Archive for the ‘bedwetting’ Category

Adult Bedwetting-Don’t Depend on Depends!

June 17, 2015

For most adults they remain dry at night and diaper free from time they are toddlers until they end up in a nursing home. However, there are times when even adults have problems with bedwetting.

When you think of bed wetting, you usually think of children and toilet training, but adults can have bedwetting too. Bedwetting can be categorized into two general types, primary and secondary bedwetting. Primary bedwetting means that the person was never successfully toilet trained and wet the bed for as long as he or she can remember. Secondary bedwetting means that the person was successfully toilet trained and confidently dry at night for a period of time, but subsequently developed bedwetting.

The onset of bedwetting in adults is most often the result of a more serious underlying problem than when it occurs in children. This means that if a man or women develops bedwetting, it demands prompt evaluation and treatment.

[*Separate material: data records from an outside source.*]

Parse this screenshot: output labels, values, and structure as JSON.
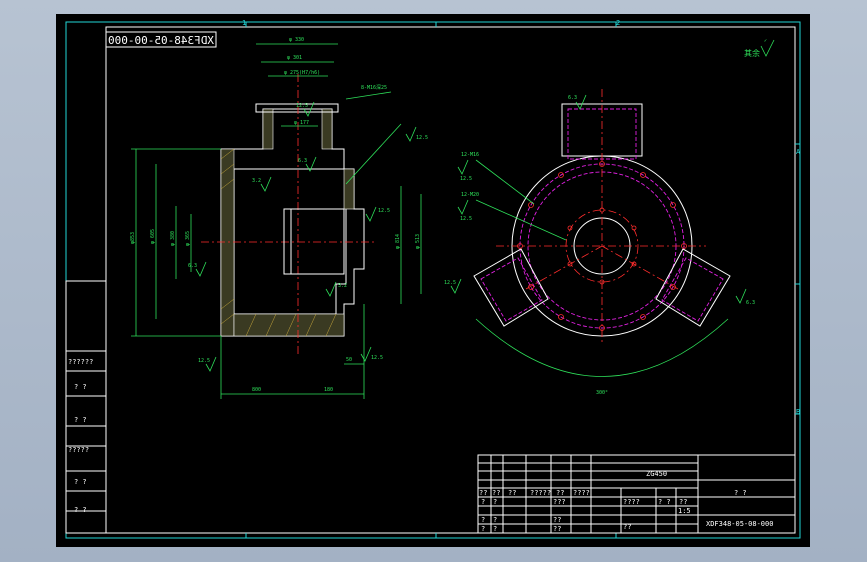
{
  "drawing": {
    "code_mirrored": "XDF348-05-00-000",
    "material": "ZG450",
    "drawing_no": "XDF348-05-08-000",
    "part_name": "? ?",
    "note_text": "其余",
    "scale": "1:5"
  },
  "frame": {
    "top_zones": [
      "1",
      "2"
    ],
    "right_zones": [
      "A",
      "B"
    ],
    "left_block": [
      "??????",
      "? ?",
      "? ?",
      "?????",
      "? ?",
      "? ?"
    ]
  },
  "front_view": {
    "dims_top": [
      "φ 330",
      "φ 301",
      "φ 275(H7/h6)",
      "φ 177"
    ],
    "dims_left": [
      "φ853",
      "φ 605",
      "φ 380",
      "φ 365"
    ],
    "dims_right": [
      "φ 814",
      "φ 513"
    ],
    "dims_bottom": [
      "800",
      "180",
      "50"
    ],
    "callout_a": "8-M16深25",
    "roughness": [
      "12.5",
      "3.2",
      "6.3",
      "12.5",
      "3.2",
      "6.3",
      "12.5",
      "12.5",
      "12.5"
    ]
  },
  "side_view": {
    "callouts": [
      "12-M16",
      "12-M20"
    ],
    "roughness": [
      "6.3",
      "12.5",
      "12.5",
      "12.5",
      "6.3"
    ],
    "arc_dim": "300°"
  },
  "title_block": {
    "headers": [
      "??",
      "??",
      "??",
      "?????",
      "??",
      "????"
    ],
    "rows": [
      [
        "?",
        "?",
        "???"
      ],
      [
        "?",
        "?",
        "??"
      ],
      [
        "?",
        "?",
        "??"
      ]
    ],
    "stage_labels": [
      "????",
      "? ?",
      "??",
      "??"
    ]
  }
}
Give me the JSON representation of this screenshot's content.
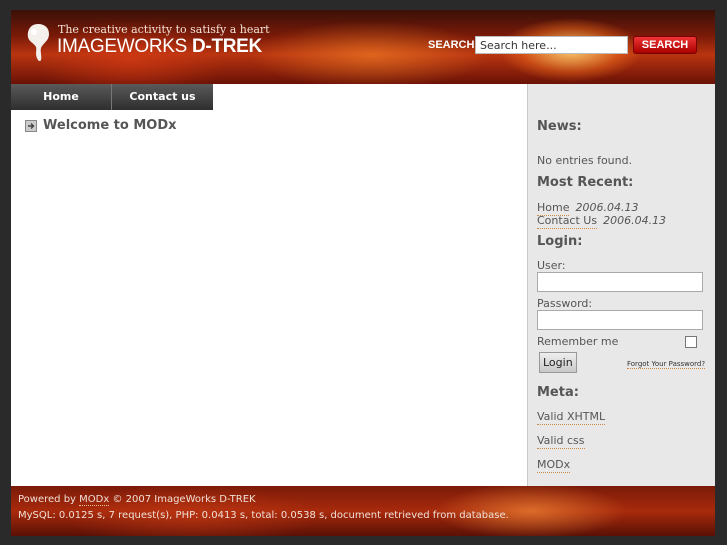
{
  "header": {
    "tagline": "The creative activity to satisfy a heart",
    "brand_part1": "IMAGEWORKS ",
    "brand_part2": "D-TREK",
    "logo_icon": "paint-drop-logo-icon"
  },
  "search": {
    "label": "SEARCH",
    "value": "Search here...",
    "button": "SEARCH"
  },
  "nav": {
    "items": [
      {
        "label": "Home"
      },
      {
        "label": "Contact us"
      }
    ]
  },
  "main": {
    "title": "Welcome to MODx",
    "title_icon": "arrow-right-icon"
  },
  "sidebar": {
    "news_heading": "News:",
    "news_text": "No entries found.",
    "recent_heading": "Most Recent:",
    "recent": [
      {
        "label": "Home",
        "date": "2006.04.13"
      },
      {
        "label": "Contact Us",
        "date": "2006.04.13"
      }
    ],
    "login_heading": "Login:",
    "user_label": "User:",
    "password_label": "Password:",
    "remember_label": "Remember me",
    "login_button": "Login",
    "forgot_link": "Forgot Your Password?",
    "meta_heading": "Meta:",
    "meta_links": [
      "Valid XHTML",
      "Valid css",
      "MODx"
    ]
  },
  "footer": {
    "powered_prefix": "Powered by ",
    "powered_link": "MODx",
    "copyright": " © 2007 ImageWorks D-TREK",
    "stats": "MySQL: 0.0125 s, 7 request(s), PHP: 0.0413 s, total: 0.0538 s, document retrieved from database."
  },
  "colors": {
    "header_red": "#b83410",
    "nav_dark": "#2e2e2e",
    "search_button": "#cc1111",
    "sidebar_bg": "#e8e8e8",
    "link_underline": "#cc8844"
  }
}
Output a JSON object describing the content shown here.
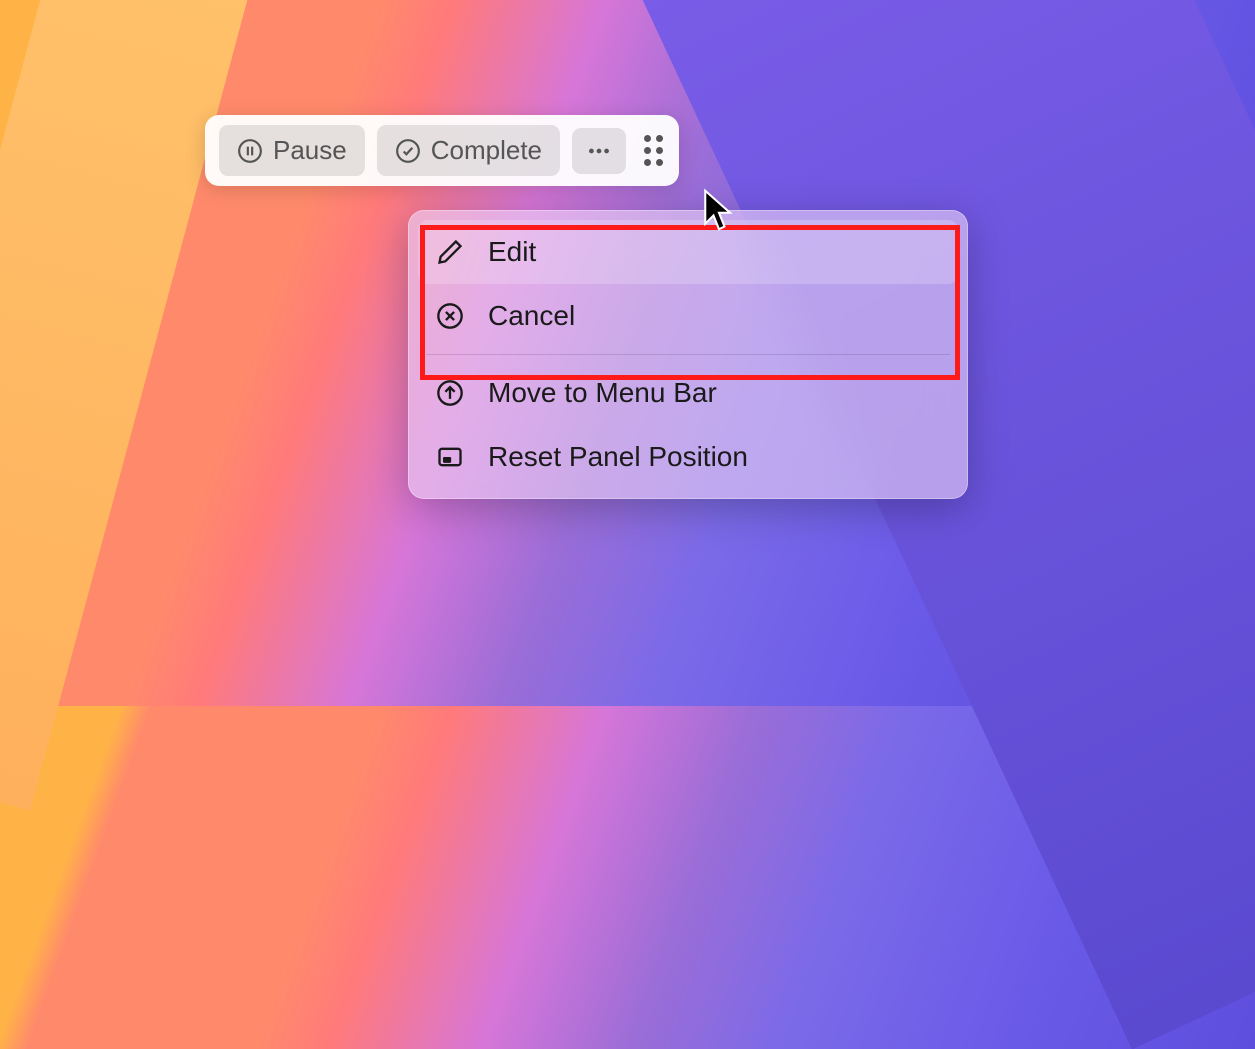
{
  "toolbar": {
    "pause_label": "Pause",
    "complete_label": "Complete"
  },
  "menu": {
    "edit_label": "Edit",
    "cancel_label": "Cancel",
    "move_label": "Move to Menu Bar",
    "reset_label": "Reset Panel Position"
  }
}
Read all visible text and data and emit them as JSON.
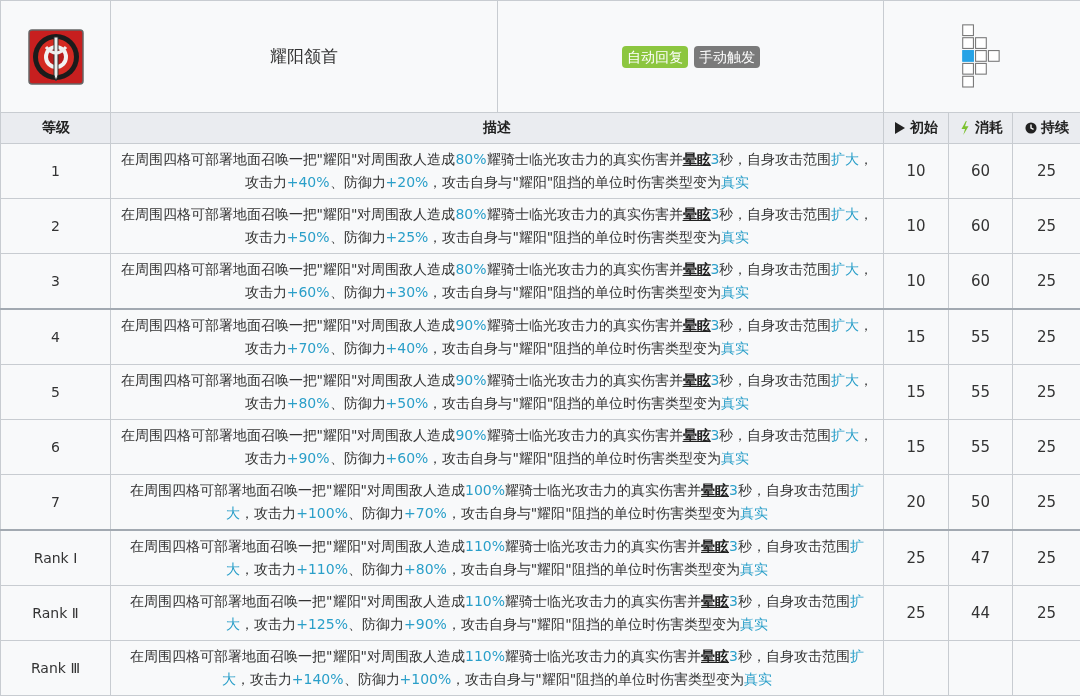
{
  "skill": {
    "name": "耀阳颔首",
    "tags": [
      {
        "label": "自动回复",
        "color": "#8cc63f"
      },
      {
        "label": "手动触发",
        "color": "#7a7a7a"
      }
    ]
  },
  "columns": [
    {
      "label": "等级",
      "kind": "level"
    },
    {
      "label": "描述",
      "kind": "description"
    },
    {
      "label": "初始",
      "kind": "initial"
    },
    {
      "label": "消耗",
      "kind": "cost"
    },
    {
      "label": "持续",
      "kind": "duration"
    }
  ],
  "rows": [
    {
      "level": "1",
      "description": [
        {
          "kind": "text",
          "text": "在周围四格可部署地面召唤一把\"耀阳\"对周围敌人造成"
        },
        {
          "kind": "value",
          "text": "80%"
        },
        {
          "kind": "text",
          "text": "耀骑士临光攻击力的真实伤害并"
        },
        {
          "kind": "term",
          "text": "晕眩"
        },
        {
          "kind": "value",
          "text": "3"
        },
        {
          "kind": "text",
          "text": "秒，自身攻击范围"
        },
        {
          "kind": "keyword",
          "text": "扩大"
        },
        {
          "kind": "text",
          "text": "，攻击力"
        },
        {
          "kind": "value",
          "text": "+40%"
        },
        {
          "kind": "text",
          "text": "、防御力"
        },
        {
          "kind": "value",
          "text": "+20%"
        },
        {
          "kind": "text",
          "text": "，攻击自身与\"耀阳\"阻挡的单位时伤害类型变为"
        },
        {
          "kind": "keyword",
          "text": "真实"
        }
      ],
      "initial": "10",
      "cost": "60",
      "duration": "25"
    },
    {
      "level": "2",
      "description": [
        {
          "kind": "text",
          "text": "在周围四格可部署地面召唤一把\"耀阳\"对周围敌人造成"
        },
        {
          "kind": "value",
          "text": "80%"
        },
        {
          "kind": "text",
          "text": "耀骑士临光攻击力的真实伤害并"
        },
        {
          "kind": "term",
          "text": "晕眩"
        },
        {
          "kind": "value",
          "text": "3"
        },
        {
          "kind": "text",
          "text": "秒，自身攻击范围"
        },
        {
          "kind": "keyword",
          "text": "扩大"
        },
        {
          "kind": "text",
          "text": "，攻击力"
        },
        {
          "kind": "value",
          "text": "+50%"
        },
        {
          "kind": "text",
          "text": "、防御力"
        },
        {
          "kind": "value",
          "text": "+25%"
        },
        {
          "kind": "text",
          "text": "，攻击自身与\"耀阳\"阻挡的单位时伤害类型变为"
        },
        {
          "kind": "keyword",
          "text": "真实"
        }
      ],
      "initial": "10",
      "cost": "60",
      "duration": "25"
    },
    {
      "level": "3",
      "description": [
        {
          "kind": "text",
          "text": "在周围四格可部署地面召唤一把\"耀阳\"对周围敌人造成"
        },
        {
          "kind": "value",
          "text": "80%"
        },
        {
          "kind": "text",
          "text": "耀骑士临光攻击力的真实伤害并"
        },
        {
          "kind": "term",
          "text": "晕眩"
        },
        {
          "kind": "value",
          "text": "3"
        },
        {
          "kind": "text",
          "text": "秒，自身攻击范围"
        },
        {
          "kind": "keyword",
          "text": "扩大"
        },
        {
          "kind": "text",
          "text": "，攻击力"
        },
        {
          "kind": "value",
          "text": "+60%"
        },
        {
          "kind": "text",
          "text": "、防御力"
        },
        {
          "kind": "value",
          "text": "+30%"
        },
        {
          "kind": "text",
          "text": "，攻击自身与\"耀阳\"阻挡的单位时伤害类型变为"
        },
        {
          "kind": "keyword",
          "text": "真实"
        }
      ],
      "initial": "10",
      "cost": "60",
      "duration": "25"
    },
    {
      "level": "4",
      "description": [
        {
          "kind": "text",
          "text": "在周围四格可部署地面召唤一把\"耀阳\"对周围敌人造成"
        },
        {
          "kind": "value",
          "text": "90%"
        },
        {
          "kind": "text",
          "text": "耀骑士临光攻击力的真实伤害并"
        },
        {
          "kind": "term",
          "text": "晕眩"
        },
        {
          "kind": "value",
          "text": "3"
        },
        {
          "kind": "text",
          "text": "秒，自身攻击范围"
        },
        {
          "kind": "keyword",
          "text": "扩大"
        },
        {
          "kind": "text",
          "text": "，攻击力"
        },
        {
          "kind": "value",
          "text": "+70%"
        },
        {
          "kind": "text",
          "text": "、防御力"
        },
        {
          "kind": "value",
          "text": "+40%"
        },
        {
          "kind": "text",
          "text": "，攻击自身与\"耀阳\"阻挡的单位时伤害类型变为"
        },
        {
          "kind": "keyword",
          "text": "真实"
        }
      ],
      "initial": "15",
      "cost": "55",
      "duration": "25"
    },
    {
      "level": "5",
      "description": [
        {
          "kind": "text",
          "text": "在周围四格可部署地面召唤一把\"耀阳\"对周围敌人造成"
        },
        {
          "kind": "value",
          "text": "90%"
        },
        {
          "kind": "text",
          "text": "耀骑士临光攻击力的真实伤害并"
        },
        {
          "kind": "term",
          "text": "晕眩"
        },
        {
          "kind": "value",
          "text": "3"
        },
        {
          "kind": "text",
          "text": "秒，自身攻击范围"
        },
        {
          "kind": "keyword",
          "text": "扩大"
        },
        {
          "kind": "text",
          "text": "，攻击力"
        },
        {
          "kind": "value",
          "text": "+80%"
        },
        {
          "kind": "text",
          "text": "、防御力"
        },
        {
          "kind": "value",
          "text": "+50%"
        },
        {
          "kind": "text",
          "text": "，攻击自身与\"耀阳\"阻挡的单位时伤害类型变为"
        },
        {
          "kind": "keyword",
          "text": "真实"
        }
      ],
      "initial": "15",
      "cost": "55",
      "duration": "25"
    },
    {
      "level": "6",
      "description": [
        {
          "kind": "text",
          "text": "在周围四格可部署地面召唤一把\"耀阳\"对周围敌人造成"
        },
        {
          "kind": "value",
          "text": "90%"
        },
        {
          "kind": "text",
          "text": "耀骑士临光攻击力的真实伤害并"
        },
        {
          "kind": "term",
          "text": "晕眩"
        },
        {
          "kind": "value",
          "text": "3"
        },
        {
          "kind": "text",
          "text": "秒，自身攻击范围"
        },
        {
          "kind": "keyword",
          "text": "扩大"
        },
        {
          "kind": "text",
          "text": "，攻击力"
        },
        {
          "kind": "value",
          "text": "+90%"
        },
        {
          "kind": "text",
          "text": "、防御力"
        },
        {
          "kind": "value",
          "text": "+60%"
        },
        {
          "kind": "text",
          "text": "，攻击自身与\"耀阳\"阻挡的单位时伤害类型变为"
        },
        {
          "kind": "keyword",
          "text": "真实"
        }
      ],
      "initial": "15",
      "cost": "55",
      "duration": "25"
    },
    {
      "level": "7",
      "description": [
        {
          "kind": "text",
          "text": "在周围四格可部署地面召唤一把\"耀阳\"对周围敌人造成"
        },
        {
          "kind": "value",
          "text": "100%"
        },
        {
          "kind": "text",
          "text": "耀骑士临光攻击力的真实伤害并"
        },
        {
          "kind": "term",
          "text": "晕眩"
        },
        {
          "kind": "value",
          "text": "3"
        },
        {
          "kind": "text",
          "text": "秒，自身攻击范围"
        },
        {
          "kind": "keyword",
          "text": "扩大"
        },
        {
          "kind": "text",
          "text": "，攻击力"
        },
        {
          "kind": "value",
          "text": "+100%"
        },
        {
          "kind": "text",
          "text": "、防御力"
        },
        {
          "kind": "value",
          "text": "+70%"
        },
        {
          "kind": "text",
          "text": "，攻击自身与\"耀阳\"阻挡的单位时伤害类型变为"
        },
        {
          "kind": "keyword",
          "text": "真实"
        }
      ],
      "initial": "20",
      "cost": "50",
      "duration": "25"
    },
    {
      "level": "Rank Ⅰ",
      "description": [
        {
          "kind": "text",
          "text": "在周围四格可部署地面召唤一把\"耀阳\"对周围敌人造成"
        },
        {
          "kind": "value",
          "text": "110%"
        },
        {
          "kind": "text",
          "text": "耀骑士临光攻击力的真实伤害并"
        },
        {
          "kind": "term",
          "text": "晕眩"
        },
        {
          "kind": "value",
          "text": "3"
        },
        {
          "kind": "text",
          "text": "秒，自身攻击范围"
        },
        {
          "kind": "keyword",
          "text": "扩大"
        },
        {
          "kind": "text",
          "text": "，攻击力"
        },
        {
          "kind": "value",
          "text": "+110%"
        },
        {
          "kind": "text",
          "text": "、防御力"
        },
        {
          "kind": "value",
          "text": "+80%"
        },
        {
          "kind": "text",
          "text": "，攻击自身与\"耀阳\"阻挡的单位时伤害类型变为"
        },
        {
          "kind": "keyword",
          "text": "真实"
        }
      ],
      "initial": "25",
      "cost": "47",
      "duration": "25"
    },
    {
      "level": "Rank Ⅱ",
      "description": [
        {
          "kind": "text",
          "text": "在周围四格可部署地面召唤一把\"耀阳\"对周围敌人造成"
        },
        {
          "kind": "value",
          "text": "110%"
        },
        {
          "kind": "text",
          "text": "耀骑士临光攻击力的真实伤害并"
        },
        {
          "kind": "term",
          "text": "晕眩"
        },
        {
          "kind": "value",
          "text": "3"
        },
        {
          "kind": "text",
          "text": "秒，自身攻击范围"
        },
        {
          "kind": "keyword",
          "text": "扩大"
        },
        {
          "kind": "text",
          "text": "，攻击力"
        },
        {
          "kind": "value",
          "text": "+125%"
        },
        {
          "kind": "text",
          "text": "、防御力"
        },
        {
          "kind": "value",
          "text": "+90%"
        },
        {
          "kind": "text",
          "text": "，攻击自身与\"耀阳\"阻挡的单位时伤害类型变为"
        },
        {
          "kind": "keyword",
          "text": "真实"
        }
      ],
      "initial": "25",
      "cost": "44",
      "duration": "25"
    },
    {
      "level": "Rank Ⅲ",
      "description": [
        {
          "kind": "text",
          "text": "在周围四格可部署地面召唤一把\"耀阳\"对周围敌人造成"
        },
        {
          "kind": "value",
          "text": "110%"
        },
        {
          "kind": "text",
          "text": "耀骑士临光攻击力的真实伤害并"
        },
        {
          "kind": "term",
          "text": "晕眩"
        },
        {
          "kind": "value",
          "text": "3"
        },
        {
          "kind": "text",
          "text": "秒，自身攻击范围"
        },
        {
          "kind": "keyword",
          "text": "扩大"
        },
        {
          "kind": "text",
          "text": "，攻击力"
        },
        {
          "kind": "value",
          "text": "+140%"
        },
        {
          "kind": "text",
          "text": "、防御力"
        },
        {
          "kind": "value",
          "text": "+100%"
        },
        {
          "kind": "text",
          "text": "，攻击自身与\"耀阳\"阻挡的单位时伤害类型变为"
        },
        {
          "kind": "keyword",
          "text": "真实"
        }
      ]
    }
  ]
}
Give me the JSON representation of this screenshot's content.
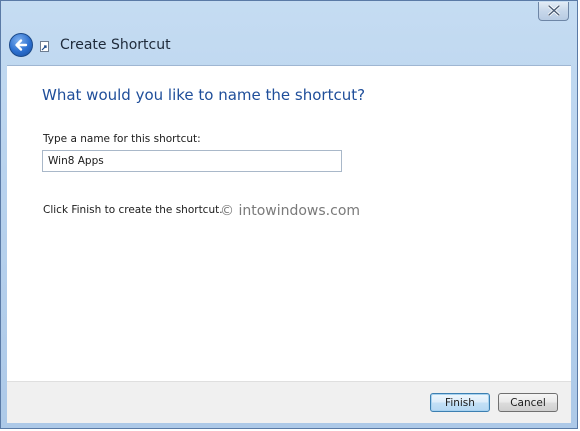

Causes of Bedwetting in Adults
In women, it’s probably a previously undiagnosed neurologic condition. After urethral obstruction, neurologic conditions are the second most common cause in men. Neurologic conditions can cause bedwetting by one of two mechanisms. Firstly, the bladder may cease to work at all and there is a large amount of residual urine in the bladder, which simply spills over at night – this is called overflow incontinence. Overflow incontinence is most commonly seen with ruptured discs and spinal cord tumors. It is also seen after operations for cancer of the female cervix and uterus and after surgery for rectal cancer. Secondly, there may be involuntary bladder contractions which result in incontinence. This is most often seen with such conditions as multiple sclerosis, cerebrovascular accident, Parkinson’s disease and other degenerative neurologic diseases.
Patients who present with bedwetting need an evaluation consisting of history, a physical exam, a urinalysis, and testing of the bladder and the muscles (sphincter) that are responsible for holding the urine inside the body.

Bottom Line: Many times bedwetting can be treated with medications. Nearly everyone with the problem can be helped and significantly improved after a thorough evaluation has been conducted and the cause of the problem has been identified.